Quota Share Treaty Reinsurance
The costs of acquiring and handling the business, known as ceding commission, are deducted from the premium passed to the reinsurer who normally also agrees to pay an additional commission based on the profits of the treaty. By reducing the amount to which the captive is exposed from any one loss to a level commensurate with the captive's capital base, the captive does not face financial ruin in the event of a large individual loss.
Quota Share reinsurance is ideal for start-up portfolios where the experience is less predictable or for programs which have a higher degree of volatility but which over a period of time are profitable. New captives often may wish not to retain all the risk in the first year and often seek reinsurance on a quota share basis whereby a reinsurer pays the same proportion of losses that it receives in premium.

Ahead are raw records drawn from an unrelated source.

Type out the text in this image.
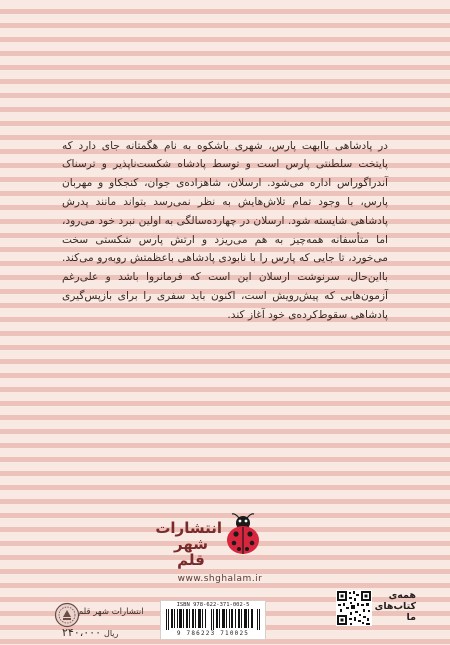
در پادشاهی باابهت پارس، شهری باشکوه به نام هگمتانه جای دارد که پایتخت سلطنتی پارس است و توسط پادشاه شکست‌ناپذیر و ترسناک آندراگوراس اداره می‌شود. ارسلان، شاهزاده‌ی جوان، کنجکاو و مهربان پارس، با وجود تمام تلاش‌هایش به نظر نمی‌رسد بتواند مانند پدرش پادشاهی شایسته شود. ارسلان در چهارده‌سالگی به اولین نبرد خود می‌رود، اما متأسفانه همه‌چیز به هم می‌ریزد و ارتش پارس شکستی سخت می‌خورد، تا جایی که پارس را با نابودی پادشاهی باعظمتش روبه‌رو می‌کند. بااین‌حال، سرنوشت ارسلان این است که فرمانروا باشد و علی‌رغم آزمون‌هایی که پیش‌رویش است، اکنون باید سفری را برای بازپس‌گیری پادشاهی سقوط‌کرده‌ی خود آغاز کند.

انتشارات شهر قلم
www.shghalam.ir
ISBN 978-622-371-002-5
9 786223 710025
انتشارات شهر قلم
۲۴۰،۰۰۰ ریال
همه‌ی کتاب‌های ما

A 75.00% Quota Share Treaty describes an arrangement whereby a reinsurer pays 75.00% of all losses and is paid 75.00% of all premiums after commissions and expenses. If a 75.00% quota share is placed and the fronting company retains 10.00% the captive is left with 15.00% of the risk. Whilst it may lose out on profits its downside will be limited and if the fronting company requires collateral then that requirement is reduced.
Quota Share reinsurers often pay a profit commission on underwriting profits once a certain profit level has been reached. Quota share reinsurance protects policies underwritten during a specific period until expiry or renewal, regardless of when losses occur.